Pendekatan kekeluargaan yang dilakukan oleh pengurus dan guru merupakan resep yang sangat ampuh untuk memotivasi siswa untuk lebih giat belajar.
Pendidikan Saniangbaka akhir-akhir ini mengalami kemunduran. Prestasi besar yang diraih para pelajar kita di sekolah-sekolah negeri baik di Singkarak, maupun di Kota Solok perlahan-lahan mulai meredup. Ditengah kekeringan prestasi tersebut muncul sedikit harapan dari Kampung Baru Tanjung Guci, tempat dimana sekolah MAM berada. Ditandai dengan banyak alumni mereka yang kuliah di Perguruan Tinggi Negeri yang ada di Kota Padang, bahkan sebagian besar dari mereka menjadi pengurus inti IRM (Ikatan Remaja Muhammadiyah) wilayah Sumbar.
Berbekal informasi tersebut, sehari setelah hari raya Idul Adha 1427 H, penulis mencoba mewancarai Bapak Afliza Kamal, I.Ph, S.Ag Kepala Sekolah MAM di Balai Gadang. Urang Sumando Balamansiang yang biasa dipanggil Pak AF ini ketika penulis temui sedang istirahat dirumahnya setelah sehari sebelumnya mengisi ceramah Idul Adha di Kota Gelamai (Payakumbuh).
MAM sendiri didirikan pada tahun 1994, dan menghasilkan lulusan perdana pada tahun 1997. sampai saat ini MAM talah meluluskan sebanyak 122 orang siswa. Kalau dilihat dari segi kuantitas (jumlah) lulusan masih sedikit memang, karena rata-rata jumlah lulusan mereka hanya 15 orang pertahun. Kondisi ini disebabkan oleh randahnya minat warga kita untuk sekolah di MAM. Sebagai informasi tambahan rata-rata jumlah siswa asli Saniangbaka yang sekolah di MAM setiap tahunnya tidak lebih dari 50 %. Padahal dari segi kualitas mereka memiliki prestasi yang sangat mencengangkan. Ternyata semua alumni MAM yang kuliah di Padang 100 % diterima di Perguruan Tinggi Negeri (IAIN, Unand, UNP) melalui jalur PMDK (diterima tanpa tes), sedangkan rata-rata lulusan yang diterima di perguruan tinggi melalui jalur PMDK + 47,5 % / tahun (data selengkapnya lihat tabel). Hasil ini merupakan prestasi yang cukup membanggakan, dan sulit ditemukan sekolah negeri maupun swasta yang mampu meluluskan siswanya menyamai prestasi yang telah mereka torehkan.
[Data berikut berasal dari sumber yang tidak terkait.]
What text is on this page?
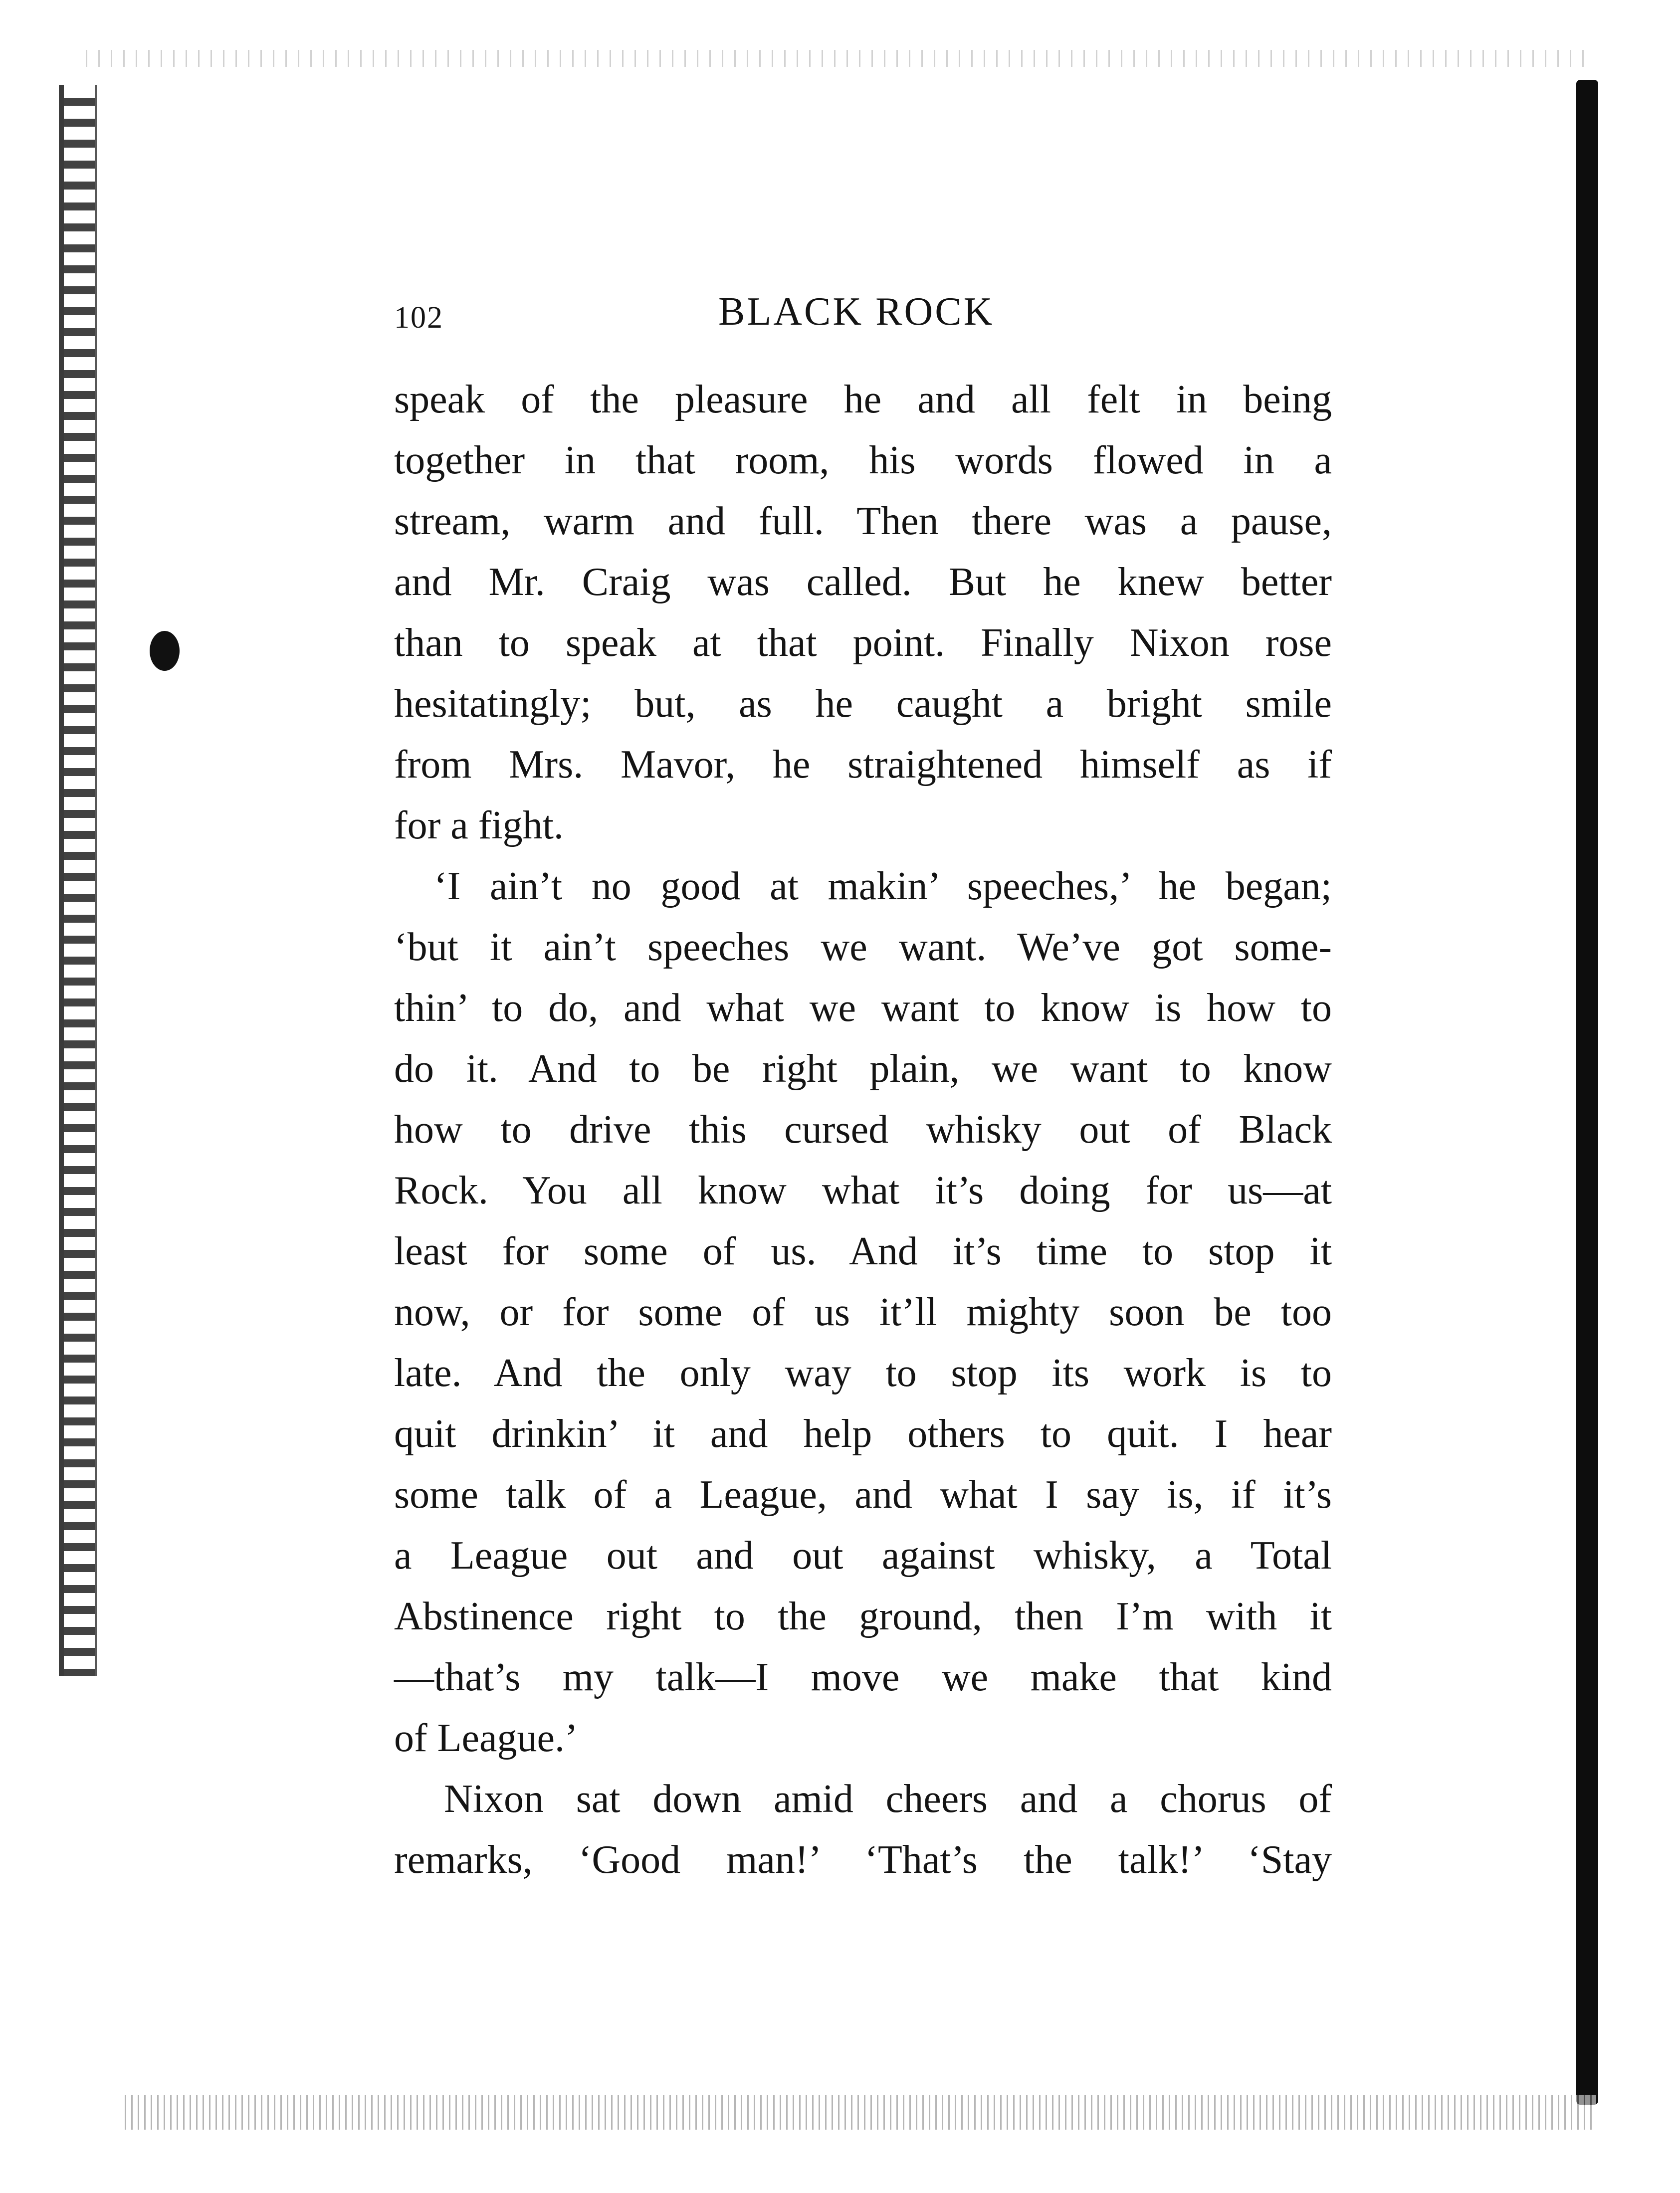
102	BLACK ROCK
speak of the pleasure he and all felt in being
together in that room, his words flowed in a
stream, warm and full. Then there was a pause,
and Mr. Craig was called. But he knew better
than to speak at that point. Finally Nixon rose
hesitatingly; but, as he caught a bright smile
from Mrs. Mavor, he straightened himself as if
for a fight.
‘I ain’t no good at makin’ speeches,’ he began;
‘but it ain’t speeches we want. We’ve got some-
thin’ to do, and what we want to know is how to
do it. And to be right plain, we want to know
how to drive this cursed whisky out of Black
Rock. You all know what it’s doing for us—at
least for some of us. And it’s time to stop it
now, or for some of us it’ll mighty soon be too
late. And the only way to stop its work is to
quit drinkin’ it and help others to quit. I hear
some talk of a League, and what I say is, if it’s
a League out and out against whisky, a Total
Abstinence right to the ground, then I’m with it
—that’s my talk—I move we make that kind
of League.’
Nixon sat down amid cheers and a chorus of
remarks, ‘Good man!’ ‘That’s the talk!’ ‘Stay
Padahal mayoritas dari mereka berasal dari keluarga tidak mampu yang sudah pasti minim dari segi fasilitas.
Tabel Porsentasi Jumlah Lulusan MAM yang Diterima di PMDK
Tahun Ajaran
Jumlah Lulusan
Jumlah Diterima PMDK
Porsentase (%)
1997/1998
15
7
46,67
1998/1999
14
5
35,71
1999/2000
17
7
41,18
2000/2001
15
8
53,33
2001/2002
14
6
42,86
2002/2003
15
7
46,67
2003/2004
20
8
40,00
2004/2005
12
10
83,33
Jumlah
122
58
47,54
Sumber: MAM Saniangbaka Tahun 2006
Keberhasilan yang telah dicapai tidak terlepas komitmen yang kuat dari semua unsur yang ada di sekolah, mulai dari pengurus, guru, serta murid untuk memajukan pendidikan Saniangbaka. Pendekatan kekeluargaan dari guru dan pengurus kepada siswa merupakan resep yang sangat ampuh dalam memotivasi siswa untuk belajar ditambah lagi dengan bimbingan dalam mengatasi berbagai permasalahan sehari-hari. Situasi seperti sulit kita temukan disekolah-sekolah negeri. Sebagian besar dari guru saat ini beranggapan bahwa tugas mereka sebagai guru hanya terbatas kepada pencapaian target SKS yang dibebankan kepada mereka, tanggung mereka sebagai pendidik baik didalam maupun diluar kelas sudah mulai terabaikan, sehingga siswa begitu mudah kehilangan arah dan terlibat berbagai perilaku menyimpang.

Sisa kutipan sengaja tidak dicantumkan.